Landlords claim that
higher vacancy rate they created means we shouldn't have rent
stabilization!
NYC Had 88,830 Vacant Rent-Stabilized
Apartments Last Year, City Housing Agency Estimates
Roughly
1 in 10 rent-regulated apartments were vacant in 2021, Census survey data
reveals — far more than the 61,000 vacancies landlords reported to the state.
BY SAM RABIYAH
OCT
20, 2022, 5:30AM EDT
EXCERPT:
What’s more, [landlord group CHIP's executive
director Jay Martin] said, the new numbers suggest that the Council’s vote to
continue rent regulation may have been invalid. “If HPD claims there were an
additional 45,970 rent-stabilized apartments available for rent during the 2021
Housing and Vacancy Survey then the overall vacancy rate was above 5% and the
housing emergency could not have been legally declared by the City Council,” he
said.
HPD shared its figures after THE CITY
documented a steep increase in the number of vacant rent-stabilized units as
the city emerged from COVID lockdown in 2021, based on a memo from the state’s
Homes and Community Renewal agency.
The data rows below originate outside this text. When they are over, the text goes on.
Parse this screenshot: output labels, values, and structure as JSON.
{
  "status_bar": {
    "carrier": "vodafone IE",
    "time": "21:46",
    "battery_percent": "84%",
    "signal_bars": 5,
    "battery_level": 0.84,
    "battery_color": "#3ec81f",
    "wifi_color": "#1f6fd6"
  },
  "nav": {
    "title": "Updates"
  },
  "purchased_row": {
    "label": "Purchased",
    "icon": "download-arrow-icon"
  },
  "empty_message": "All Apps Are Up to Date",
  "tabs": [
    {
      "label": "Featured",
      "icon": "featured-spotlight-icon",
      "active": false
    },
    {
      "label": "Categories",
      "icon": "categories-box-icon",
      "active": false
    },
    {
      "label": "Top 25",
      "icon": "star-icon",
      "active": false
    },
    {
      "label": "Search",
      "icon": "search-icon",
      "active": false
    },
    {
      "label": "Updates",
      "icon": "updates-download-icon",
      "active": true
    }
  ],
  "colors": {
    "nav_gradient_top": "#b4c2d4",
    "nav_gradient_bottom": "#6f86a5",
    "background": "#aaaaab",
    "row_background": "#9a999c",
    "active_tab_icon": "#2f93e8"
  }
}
Our reporting showed that:
· Between January 2020 and January 2021, the
state’s count of vacant rent-stabilized apartments nearly doubled, to more than
61,000.
· Landlords registered tens of thousands fewer
rent stabilized apartments with the state than they did previously, declining
to 857,791 units registered for 2021 — potentially leaving those apartments off
the radar for rent law enforcement.
· In all, the state numbers show a loss of over
95,000 stabilized apartments for rent after 2019 — the year a major overhaul in Albany of the state’s
rent laws blocked landlords from significantly jacking up rents on vacant units
when leasing them to new tenants.
· A lawsuit from landlord groups seeking to
abolish rent regulation is working its way through federal courts and could
reach the Supreme Court, potentially rewarding property owners who keep
apartments vacant. Owner organizations are also seeking rollbacks of the 2019
New York rent reforms that sharply capped rent increases on vacant units.